La segretezza, le origini perse in un passato leggendario, la ritualità e le profonde contraddizioni etiche: tutte caratteristiche che appartengono al patrimonio genetico della Chiesa cattolica e che contribuiscono in maniera innegabile ad aumentare il fascino di questa complessa struttura millenaria.
Simbologie e allusioni sembrano ammiccare alla curiosità ingorda dell’arte che, tra omaggi canonici e reinterpretazioni provocatorie, ha dedicato molti dei suoi sforzi ai personaggi della cristianità. Santi, frati, suore e molti papi.
Il cinema, laico tra i laici, ha svolto in questo senso un ruolo spesso divulgativo, ponendosi nei confronti del pubblico come strumento d’informazione. Molte, in effetti, sono le biografie cinematografiche di papi che si sono contraddistinti per vizi e virtù straordinarie, concretando la figura religiosa nel personaggio storico.
E’ forse nell’ultimo decennio che la narrativa cinematografica ha cominciato a prendere in considerazione l’idea di rimodellare la propria dialettica, sostituendo il racconto biografico con la storia di fantasia.

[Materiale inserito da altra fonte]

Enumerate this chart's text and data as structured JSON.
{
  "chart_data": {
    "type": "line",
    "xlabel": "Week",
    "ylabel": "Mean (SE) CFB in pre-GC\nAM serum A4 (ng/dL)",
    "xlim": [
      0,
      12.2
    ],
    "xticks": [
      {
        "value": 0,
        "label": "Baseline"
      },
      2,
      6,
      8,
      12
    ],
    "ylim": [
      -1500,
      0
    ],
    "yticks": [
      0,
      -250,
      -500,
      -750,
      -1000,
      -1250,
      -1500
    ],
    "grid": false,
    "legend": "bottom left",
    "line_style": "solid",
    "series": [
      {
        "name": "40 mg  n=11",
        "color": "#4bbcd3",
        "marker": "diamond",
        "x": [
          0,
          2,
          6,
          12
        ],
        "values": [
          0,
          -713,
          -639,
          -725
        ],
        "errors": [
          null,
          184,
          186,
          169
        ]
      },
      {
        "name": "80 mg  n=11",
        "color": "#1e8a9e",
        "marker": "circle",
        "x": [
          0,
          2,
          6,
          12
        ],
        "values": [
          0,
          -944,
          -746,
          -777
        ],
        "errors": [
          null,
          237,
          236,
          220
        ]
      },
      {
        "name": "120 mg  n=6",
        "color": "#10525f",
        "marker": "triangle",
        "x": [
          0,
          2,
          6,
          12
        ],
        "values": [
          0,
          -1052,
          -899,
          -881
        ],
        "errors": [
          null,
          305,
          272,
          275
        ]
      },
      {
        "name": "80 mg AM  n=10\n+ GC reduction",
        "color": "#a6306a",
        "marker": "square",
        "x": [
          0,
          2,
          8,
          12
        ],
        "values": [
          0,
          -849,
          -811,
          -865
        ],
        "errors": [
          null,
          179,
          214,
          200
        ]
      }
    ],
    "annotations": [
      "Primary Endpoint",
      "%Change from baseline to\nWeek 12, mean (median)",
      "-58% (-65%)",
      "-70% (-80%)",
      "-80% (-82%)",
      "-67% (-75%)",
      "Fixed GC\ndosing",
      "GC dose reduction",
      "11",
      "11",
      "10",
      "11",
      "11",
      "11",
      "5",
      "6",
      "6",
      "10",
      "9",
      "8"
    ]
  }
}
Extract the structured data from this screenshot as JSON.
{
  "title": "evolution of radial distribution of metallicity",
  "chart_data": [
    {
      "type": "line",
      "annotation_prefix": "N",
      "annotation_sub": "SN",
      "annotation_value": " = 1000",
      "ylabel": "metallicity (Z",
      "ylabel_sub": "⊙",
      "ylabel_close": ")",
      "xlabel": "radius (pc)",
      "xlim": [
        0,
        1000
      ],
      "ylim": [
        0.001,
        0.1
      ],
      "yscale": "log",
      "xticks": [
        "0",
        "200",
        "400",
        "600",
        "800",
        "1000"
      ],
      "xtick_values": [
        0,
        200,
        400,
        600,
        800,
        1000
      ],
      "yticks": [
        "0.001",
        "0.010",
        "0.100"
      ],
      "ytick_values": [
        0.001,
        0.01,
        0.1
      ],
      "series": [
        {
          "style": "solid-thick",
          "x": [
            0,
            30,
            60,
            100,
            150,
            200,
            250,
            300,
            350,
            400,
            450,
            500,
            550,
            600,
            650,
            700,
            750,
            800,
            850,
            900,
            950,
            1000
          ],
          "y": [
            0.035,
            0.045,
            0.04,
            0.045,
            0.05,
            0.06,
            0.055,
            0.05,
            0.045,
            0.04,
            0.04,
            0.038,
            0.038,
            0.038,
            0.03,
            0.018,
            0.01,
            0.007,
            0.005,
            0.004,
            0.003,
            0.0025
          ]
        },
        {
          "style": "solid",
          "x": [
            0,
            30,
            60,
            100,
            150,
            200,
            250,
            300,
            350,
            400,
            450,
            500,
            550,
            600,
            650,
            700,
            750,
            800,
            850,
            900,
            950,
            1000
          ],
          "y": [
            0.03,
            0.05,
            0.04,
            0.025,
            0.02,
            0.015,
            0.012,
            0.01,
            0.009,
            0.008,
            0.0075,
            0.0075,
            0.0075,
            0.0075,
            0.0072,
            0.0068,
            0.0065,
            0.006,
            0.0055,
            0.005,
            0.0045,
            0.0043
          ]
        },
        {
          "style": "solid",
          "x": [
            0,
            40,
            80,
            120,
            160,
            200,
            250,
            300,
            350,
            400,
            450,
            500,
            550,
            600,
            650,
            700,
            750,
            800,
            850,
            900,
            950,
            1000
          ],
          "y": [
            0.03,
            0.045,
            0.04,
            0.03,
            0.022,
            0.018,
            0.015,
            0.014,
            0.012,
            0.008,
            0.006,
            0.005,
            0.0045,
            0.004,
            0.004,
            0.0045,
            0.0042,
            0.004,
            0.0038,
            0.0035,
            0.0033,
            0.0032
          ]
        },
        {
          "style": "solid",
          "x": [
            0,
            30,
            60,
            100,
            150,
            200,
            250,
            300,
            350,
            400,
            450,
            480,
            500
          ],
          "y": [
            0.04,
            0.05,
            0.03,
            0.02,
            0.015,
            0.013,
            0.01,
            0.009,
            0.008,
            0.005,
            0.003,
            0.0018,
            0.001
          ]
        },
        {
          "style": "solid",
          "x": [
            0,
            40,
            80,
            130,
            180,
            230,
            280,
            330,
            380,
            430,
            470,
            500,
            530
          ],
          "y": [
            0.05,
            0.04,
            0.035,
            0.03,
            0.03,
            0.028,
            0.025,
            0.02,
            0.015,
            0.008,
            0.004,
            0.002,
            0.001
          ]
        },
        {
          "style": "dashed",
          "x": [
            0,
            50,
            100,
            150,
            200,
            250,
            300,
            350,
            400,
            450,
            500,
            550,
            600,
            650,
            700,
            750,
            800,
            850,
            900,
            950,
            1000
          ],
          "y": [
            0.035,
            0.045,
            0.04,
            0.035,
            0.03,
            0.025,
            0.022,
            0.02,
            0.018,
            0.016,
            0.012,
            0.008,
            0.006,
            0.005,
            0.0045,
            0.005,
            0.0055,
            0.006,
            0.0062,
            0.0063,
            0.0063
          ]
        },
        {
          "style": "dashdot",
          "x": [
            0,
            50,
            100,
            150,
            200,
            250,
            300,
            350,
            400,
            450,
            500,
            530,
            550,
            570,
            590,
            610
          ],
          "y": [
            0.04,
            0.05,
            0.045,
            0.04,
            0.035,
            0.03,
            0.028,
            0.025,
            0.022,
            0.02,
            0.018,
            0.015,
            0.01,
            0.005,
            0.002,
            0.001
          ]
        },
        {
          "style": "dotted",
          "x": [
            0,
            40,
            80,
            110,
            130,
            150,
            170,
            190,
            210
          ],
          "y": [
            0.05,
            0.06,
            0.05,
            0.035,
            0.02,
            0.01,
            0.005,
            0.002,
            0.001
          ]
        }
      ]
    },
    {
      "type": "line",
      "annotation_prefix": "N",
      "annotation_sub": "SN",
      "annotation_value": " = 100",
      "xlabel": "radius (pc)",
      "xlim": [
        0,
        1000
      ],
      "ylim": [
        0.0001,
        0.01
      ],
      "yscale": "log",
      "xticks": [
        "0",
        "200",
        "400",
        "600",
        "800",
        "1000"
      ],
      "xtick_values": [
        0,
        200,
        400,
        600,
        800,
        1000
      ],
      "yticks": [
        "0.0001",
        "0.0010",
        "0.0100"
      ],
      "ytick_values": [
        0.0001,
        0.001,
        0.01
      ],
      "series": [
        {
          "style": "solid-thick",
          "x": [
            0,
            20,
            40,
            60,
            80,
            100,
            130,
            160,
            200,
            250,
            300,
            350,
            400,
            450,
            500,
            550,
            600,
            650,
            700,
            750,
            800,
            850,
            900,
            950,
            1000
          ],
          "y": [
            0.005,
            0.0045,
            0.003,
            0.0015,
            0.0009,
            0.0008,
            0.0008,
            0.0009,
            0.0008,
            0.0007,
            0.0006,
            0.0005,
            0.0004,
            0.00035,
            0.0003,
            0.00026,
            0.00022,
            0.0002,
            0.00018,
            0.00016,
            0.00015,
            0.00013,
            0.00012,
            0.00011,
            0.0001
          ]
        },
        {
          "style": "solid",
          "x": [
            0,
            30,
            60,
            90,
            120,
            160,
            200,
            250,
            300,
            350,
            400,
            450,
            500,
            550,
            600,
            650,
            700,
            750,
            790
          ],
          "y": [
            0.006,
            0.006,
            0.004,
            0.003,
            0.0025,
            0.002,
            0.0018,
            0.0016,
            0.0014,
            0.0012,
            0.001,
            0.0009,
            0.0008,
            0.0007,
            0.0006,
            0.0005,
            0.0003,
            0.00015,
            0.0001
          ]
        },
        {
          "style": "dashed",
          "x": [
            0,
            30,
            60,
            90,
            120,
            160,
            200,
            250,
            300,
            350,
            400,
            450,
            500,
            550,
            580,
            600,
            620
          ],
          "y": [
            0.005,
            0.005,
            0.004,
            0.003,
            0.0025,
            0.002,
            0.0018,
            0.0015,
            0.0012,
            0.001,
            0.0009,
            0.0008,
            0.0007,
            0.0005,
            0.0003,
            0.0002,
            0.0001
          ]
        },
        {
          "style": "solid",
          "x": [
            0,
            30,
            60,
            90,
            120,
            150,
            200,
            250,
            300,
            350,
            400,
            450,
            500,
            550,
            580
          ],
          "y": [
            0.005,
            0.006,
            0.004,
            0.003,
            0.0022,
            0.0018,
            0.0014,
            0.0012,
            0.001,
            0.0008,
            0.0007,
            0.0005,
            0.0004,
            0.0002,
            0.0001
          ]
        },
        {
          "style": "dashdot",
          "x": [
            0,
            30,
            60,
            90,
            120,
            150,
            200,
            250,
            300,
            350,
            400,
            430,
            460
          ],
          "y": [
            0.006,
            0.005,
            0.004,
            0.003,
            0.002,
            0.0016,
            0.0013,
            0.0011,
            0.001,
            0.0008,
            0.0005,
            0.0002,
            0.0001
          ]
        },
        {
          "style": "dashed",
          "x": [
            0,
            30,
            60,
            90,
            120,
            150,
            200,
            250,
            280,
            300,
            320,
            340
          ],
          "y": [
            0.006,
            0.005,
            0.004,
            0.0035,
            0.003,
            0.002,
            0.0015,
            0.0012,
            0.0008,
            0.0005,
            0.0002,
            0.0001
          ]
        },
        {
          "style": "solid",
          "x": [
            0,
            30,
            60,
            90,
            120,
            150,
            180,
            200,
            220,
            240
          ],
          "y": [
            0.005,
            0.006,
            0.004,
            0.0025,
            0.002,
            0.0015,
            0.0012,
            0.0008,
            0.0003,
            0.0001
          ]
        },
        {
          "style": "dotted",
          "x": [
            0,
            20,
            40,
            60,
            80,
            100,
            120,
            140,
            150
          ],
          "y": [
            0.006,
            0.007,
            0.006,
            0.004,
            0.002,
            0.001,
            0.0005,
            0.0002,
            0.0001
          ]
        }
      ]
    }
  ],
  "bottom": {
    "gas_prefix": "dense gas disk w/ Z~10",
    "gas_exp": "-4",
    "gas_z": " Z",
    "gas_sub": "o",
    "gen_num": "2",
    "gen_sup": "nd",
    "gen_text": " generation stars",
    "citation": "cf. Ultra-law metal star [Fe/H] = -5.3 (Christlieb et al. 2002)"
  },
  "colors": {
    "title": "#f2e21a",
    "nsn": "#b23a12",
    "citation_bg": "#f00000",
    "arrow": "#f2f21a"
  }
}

Non è più il nome reale il perno del racconto, ma la pura e semplice idea di un essere umano che diviene capo e guida dei cristiani, che si scontra con l’inviolabilità delle convenzioni vaticane e che s’interroga sulla complessità del proprio compito.
Per coerenza e valore d’attualità non si può non far riferimento a “The young Pope”, la nuova serie televisiva che Sky e HBO hanno commissionato al talento di Paolo Sorrentino.
Poco si può dire in termini riassuntivi dato che la programmazione è arrivata solo alle prime quattro puntate, ma già dai primi duecentoventi minuti sono emersi i caratteri che probabilmente regoleranno lo sviluppo della serie.
Lenny Belardo è un cardinale americano di quarantasette anni che viene, forse inaspettatamente, eletto al soglio pontificio; la personalità del nuovo papa è a dir poco instabile, minata da forti eccessi autoritari, tendenze dispotiche ed incertezze riguardo la propria fede.
Forti sono i contrasti con il cardinalato e con il segretario di Stato della santa sede, ed è attraverso questi duelli che si smaschera la personalità e la psicologia dell’uomo prima del papa.
E’ plausibile quindi ipotizzare che tutta la narrazione giocherà sulla dimensione interiore di un personaggio già complesso per sua natura, che si trova costretto ad amplificare i propri tormenti a causa dell’enorme responsabilità ereditata.
Non si potrà essere accusati di tendenziosità nel voler vedere in quest’ultima fatica di Sorrentino, almeno un piccolo ricordo di quello che fu nominato nel 2011 come miglior film dell’anno dai Cahiers du Cinema, il pluripremiato Habemus Papam di Nanni Moretti.
Anche in quel caso un’esistenza fragile ed incerta veniva posta difronte all’obbligo di guidare la comunità religiosa più grande del mondo, senza aver tuttavia mai risolto i propri conflitti emotivi.
Ecco dunque che, provocatoriamente, il nuovo papa viene affiancato da uno psicoterapeuta, incapace (date le assurde costrizioni imposte dal vaticano) di guidare con efficienza l’uomo verso la risoluzione del problema.
Il percorso del cardinale Melville sarà quindi battuto in completa solitudine, intervallato da fugaci visite ad una nuova ed ignara psicologa che diagnosticherà al neo eletto un trauma affettivo risalente al periodo infantile.
Due personaggi, quello di Sorrentino e quello di Moretti, decisamente antitetici: da una parte un orgoglioso, autoritario, scaltro ed attraente papa moralizzatore, dall’altra un uomo sulla via della vecchiaia mite e spaesato, così docile nella sua incertezza da suscitare commozione.
Nella loro diversità è possibile comunque rintracciare la comune volontà degli autori di prescindere il ruolo istituzionale e scavare così intensamente nella dimensione privata dell’uomo in quanto anima e inconscio, da trovare il seme dei loro tormenti.
Non è possibile sapere, almeno per il momento, dove ci condurrà la storia di Papa Belardo, ma ricordiamo invece ancora con grande stupore, il valore profetico del film di Moretti, capace di anticipare di ben due anni la rinuncia “al ministero di vescovo di Roma, successore di San Pietro” di papa Benedetto XVI.